Romney’s reverse Robin Hood economics would shrink the middle class even further and put a huge burden on the poor.

But the economic policies Obama says he’d like to pursue in his second term aren’t large or bold enough to do the job.

The median wage has been stuck in neutral for decades. Since the 1980s, almost all the gains from economic growth have gone to the top.

The stagnation of middle-class wages was first masked by millions of women moving into paid work, thereby propping up household incomes. Then it was masked by massive household borrowing against rising home values.

The bubble that burst in 2008 has removed both masks. The economy can’t fully recover until the middle class, and the poor who aspire to join it, have enough income to get it moving.
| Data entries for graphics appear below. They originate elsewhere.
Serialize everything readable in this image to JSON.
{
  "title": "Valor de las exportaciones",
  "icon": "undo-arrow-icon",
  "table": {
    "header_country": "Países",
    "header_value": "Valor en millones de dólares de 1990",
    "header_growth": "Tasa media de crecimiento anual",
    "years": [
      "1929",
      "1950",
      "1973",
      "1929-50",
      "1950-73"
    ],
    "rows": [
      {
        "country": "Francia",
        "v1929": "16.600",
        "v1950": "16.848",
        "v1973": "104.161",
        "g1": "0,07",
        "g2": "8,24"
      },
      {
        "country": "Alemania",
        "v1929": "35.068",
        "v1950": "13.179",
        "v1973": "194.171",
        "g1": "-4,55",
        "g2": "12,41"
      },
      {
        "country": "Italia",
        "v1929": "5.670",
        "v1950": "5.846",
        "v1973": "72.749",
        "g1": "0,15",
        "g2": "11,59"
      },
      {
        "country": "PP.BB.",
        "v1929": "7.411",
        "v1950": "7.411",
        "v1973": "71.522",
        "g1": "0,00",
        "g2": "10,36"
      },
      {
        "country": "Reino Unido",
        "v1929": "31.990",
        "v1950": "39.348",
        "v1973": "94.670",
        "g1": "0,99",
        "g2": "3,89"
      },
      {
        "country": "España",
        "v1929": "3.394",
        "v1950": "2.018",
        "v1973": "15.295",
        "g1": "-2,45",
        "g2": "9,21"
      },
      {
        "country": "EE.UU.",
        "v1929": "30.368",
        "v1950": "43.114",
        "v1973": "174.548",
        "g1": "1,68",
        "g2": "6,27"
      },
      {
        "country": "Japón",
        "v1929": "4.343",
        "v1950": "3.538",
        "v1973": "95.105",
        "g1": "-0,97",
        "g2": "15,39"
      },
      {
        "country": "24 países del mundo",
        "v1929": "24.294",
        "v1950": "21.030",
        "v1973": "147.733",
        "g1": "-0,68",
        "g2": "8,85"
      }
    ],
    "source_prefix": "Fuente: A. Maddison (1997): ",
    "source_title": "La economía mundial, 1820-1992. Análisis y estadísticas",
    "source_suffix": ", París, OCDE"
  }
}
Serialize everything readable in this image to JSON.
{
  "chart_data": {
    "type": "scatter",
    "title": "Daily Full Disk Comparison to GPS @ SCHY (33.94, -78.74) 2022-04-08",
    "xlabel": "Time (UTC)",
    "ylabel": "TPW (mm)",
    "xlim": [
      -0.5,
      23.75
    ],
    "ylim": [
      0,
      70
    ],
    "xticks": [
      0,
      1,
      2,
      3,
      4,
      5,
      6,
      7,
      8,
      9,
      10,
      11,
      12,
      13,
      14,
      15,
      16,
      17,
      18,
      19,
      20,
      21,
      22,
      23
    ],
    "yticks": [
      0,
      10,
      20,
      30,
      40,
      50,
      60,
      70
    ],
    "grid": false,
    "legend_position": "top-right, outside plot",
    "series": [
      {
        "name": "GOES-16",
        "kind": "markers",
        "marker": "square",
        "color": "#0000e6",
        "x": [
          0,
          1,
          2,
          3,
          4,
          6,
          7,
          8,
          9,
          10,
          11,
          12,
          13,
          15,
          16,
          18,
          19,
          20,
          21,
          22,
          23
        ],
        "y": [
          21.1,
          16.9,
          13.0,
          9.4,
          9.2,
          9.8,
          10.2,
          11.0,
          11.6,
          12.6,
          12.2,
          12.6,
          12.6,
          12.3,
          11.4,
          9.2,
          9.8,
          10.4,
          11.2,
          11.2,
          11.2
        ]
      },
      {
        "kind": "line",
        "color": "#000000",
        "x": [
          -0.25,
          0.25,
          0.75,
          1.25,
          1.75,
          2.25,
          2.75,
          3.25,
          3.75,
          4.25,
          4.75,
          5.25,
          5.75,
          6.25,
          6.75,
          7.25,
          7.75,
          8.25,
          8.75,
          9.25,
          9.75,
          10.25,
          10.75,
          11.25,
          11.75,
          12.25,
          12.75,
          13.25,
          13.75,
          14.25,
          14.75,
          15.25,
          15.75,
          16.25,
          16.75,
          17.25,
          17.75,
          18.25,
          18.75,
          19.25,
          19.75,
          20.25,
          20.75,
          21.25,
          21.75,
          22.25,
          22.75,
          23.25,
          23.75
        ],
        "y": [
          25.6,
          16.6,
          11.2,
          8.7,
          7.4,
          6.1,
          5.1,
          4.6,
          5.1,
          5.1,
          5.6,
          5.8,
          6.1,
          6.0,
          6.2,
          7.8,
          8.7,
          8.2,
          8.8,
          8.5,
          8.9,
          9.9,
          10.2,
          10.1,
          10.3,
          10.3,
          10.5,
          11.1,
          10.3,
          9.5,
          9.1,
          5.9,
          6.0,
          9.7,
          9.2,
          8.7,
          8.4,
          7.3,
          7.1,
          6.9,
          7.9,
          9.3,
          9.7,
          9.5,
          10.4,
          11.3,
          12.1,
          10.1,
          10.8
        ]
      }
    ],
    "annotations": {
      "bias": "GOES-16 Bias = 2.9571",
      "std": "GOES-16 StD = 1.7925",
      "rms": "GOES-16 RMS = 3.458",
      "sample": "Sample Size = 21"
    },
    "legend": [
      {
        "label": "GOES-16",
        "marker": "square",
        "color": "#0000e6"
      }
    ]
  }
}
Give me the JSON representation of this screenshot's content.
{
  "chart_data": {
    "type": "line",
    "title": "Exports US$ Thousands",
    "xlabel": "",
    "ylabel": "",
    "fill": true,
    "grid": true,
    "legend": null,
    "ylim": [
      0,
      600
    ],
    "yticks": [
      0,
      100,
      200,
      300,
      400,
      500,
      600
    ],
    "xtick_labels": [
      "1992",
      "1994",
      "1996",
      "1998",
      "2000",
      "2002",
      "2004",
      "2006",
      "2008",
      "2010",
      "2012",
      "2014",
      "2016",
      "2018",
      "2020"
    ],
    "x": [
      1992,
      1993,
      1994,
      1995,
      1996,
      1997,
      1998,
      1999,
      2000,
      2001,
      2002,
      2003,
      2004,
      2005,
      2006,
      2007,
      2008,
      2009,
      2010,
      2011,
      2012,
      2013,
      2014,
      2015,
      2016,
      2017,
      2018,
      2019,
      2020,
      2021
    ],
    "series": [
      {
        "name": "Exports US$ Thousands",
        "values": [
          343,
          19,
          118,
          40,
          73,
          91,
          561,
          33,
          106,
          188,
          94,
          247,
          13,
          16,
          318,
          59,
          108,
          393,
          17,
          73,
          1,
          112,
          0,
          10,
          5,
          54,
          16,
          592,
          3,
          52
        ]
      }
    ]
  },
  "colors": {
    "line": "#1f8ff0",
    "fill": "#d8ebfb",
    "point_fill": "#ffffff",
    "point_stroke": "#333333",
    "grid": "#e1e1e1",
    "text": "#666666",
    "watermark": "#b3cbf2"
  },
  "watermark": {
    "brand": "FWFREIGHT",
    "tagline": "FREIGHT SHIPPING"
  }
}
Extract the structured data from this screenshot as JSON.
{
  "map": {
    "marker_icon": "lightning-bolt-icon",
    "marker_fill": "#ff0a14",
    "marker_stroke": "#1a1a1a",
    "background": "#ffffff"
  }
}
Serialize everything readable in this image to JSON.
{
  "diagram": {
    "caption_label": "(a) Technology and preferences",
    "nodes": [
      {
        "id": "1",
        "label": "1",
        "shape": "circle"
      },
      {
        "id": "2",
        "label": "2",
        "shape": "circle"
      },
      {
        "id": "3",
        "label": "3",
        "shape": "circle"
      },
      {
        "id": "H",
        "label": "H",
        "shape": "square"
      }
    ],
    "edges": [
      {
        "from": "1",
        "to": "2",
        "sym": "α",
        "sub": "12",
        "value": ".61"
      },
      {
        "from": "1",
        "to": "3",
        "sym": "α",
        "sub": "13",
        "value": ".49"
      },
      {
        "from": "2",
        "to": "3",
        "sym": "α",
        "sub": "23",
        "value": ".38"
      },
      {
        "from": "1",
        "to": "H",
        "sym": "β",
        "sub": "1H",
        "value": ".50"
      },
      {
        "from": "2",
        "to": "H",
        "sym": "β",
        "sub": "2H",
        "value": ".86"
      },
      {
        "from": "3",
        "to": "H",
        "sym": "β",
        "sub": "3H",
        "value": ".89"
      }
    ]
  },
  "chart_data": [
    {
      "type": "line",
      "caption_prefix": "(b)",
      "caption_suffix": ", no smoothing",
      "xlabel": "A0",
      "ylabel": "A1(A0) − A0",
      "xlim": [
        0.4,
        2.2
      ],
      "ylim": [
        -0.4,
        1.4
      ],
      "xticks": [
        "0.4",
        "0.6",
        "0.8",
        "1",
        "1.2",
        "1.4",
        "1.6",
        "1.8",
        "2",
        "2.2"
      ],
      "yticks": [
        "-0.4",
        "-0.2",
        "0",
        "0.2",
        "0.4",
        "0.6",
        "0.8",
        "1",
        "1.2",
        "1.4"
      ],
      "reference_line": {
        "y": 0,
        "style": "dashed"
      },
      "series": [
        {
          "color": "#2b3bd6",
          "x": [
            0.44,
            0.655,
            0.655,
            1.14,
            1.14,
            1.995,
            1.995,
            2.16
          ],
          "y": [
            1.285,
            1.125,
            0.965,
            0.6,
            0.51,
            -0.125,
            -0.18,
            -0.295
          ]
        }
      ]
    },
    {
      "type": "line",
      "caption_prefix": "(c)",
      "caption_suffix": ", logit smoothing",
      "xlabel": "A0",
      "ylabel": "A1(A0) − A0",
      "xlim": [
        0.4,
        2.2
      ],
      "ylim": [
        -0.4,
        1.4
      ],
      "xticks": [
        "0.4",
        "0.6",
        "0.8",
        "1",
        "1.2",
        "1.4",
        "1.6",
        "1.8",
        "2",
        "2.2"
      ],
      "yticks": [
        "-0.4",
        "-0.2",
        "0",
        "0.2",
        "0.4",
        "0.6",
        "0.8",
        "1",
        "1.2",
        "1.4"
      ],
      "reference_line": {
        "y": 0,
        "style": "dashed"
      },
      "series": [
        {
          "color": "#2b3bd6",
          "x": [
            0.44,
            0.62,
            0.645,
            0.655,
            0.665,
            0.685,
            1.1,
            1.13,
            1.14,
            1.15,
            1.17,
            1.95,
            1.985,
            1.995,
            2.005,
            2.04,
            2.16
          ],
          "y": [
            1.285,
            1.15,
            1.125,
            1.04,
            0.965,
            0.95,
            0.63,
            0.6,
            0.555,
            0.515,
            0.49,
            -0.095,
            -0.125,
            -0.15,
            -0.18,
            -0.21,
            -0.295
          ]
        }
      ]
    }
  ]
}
For this to happen, they will need a larger share of the gains from economic growth.

Most people assume the recovery will continue, even at a slow pace, and that we’ll be back to normal at some point.

But I’m not at all sure. “Normal” is what got us into this mess in the first place.

The concentration of income and wealth at the top has robbed the vast middle class of the purchasing power it needs to generate a full recovery ― something that was masked by borrowing against rising home values but can no longer be denied.

Unless or until this structural problem is dealt with, we won’t ever be back to normal. At the very least, if President Obama is reelected and has a cooperative Congress, he’ll have an opportunity to deal with it. If Romney is elected, he’ll make the structural problem worse.

By Robert B. Reich

Robert B. Reich, chancellor’s professor of public policy at the University of California and former U.S. secretary of labor, is the author of “Beyond Outrage: What has gone wrong with our economy and our democracy, and how to fix it,” a Knopf release now out in paperback. ― Ed.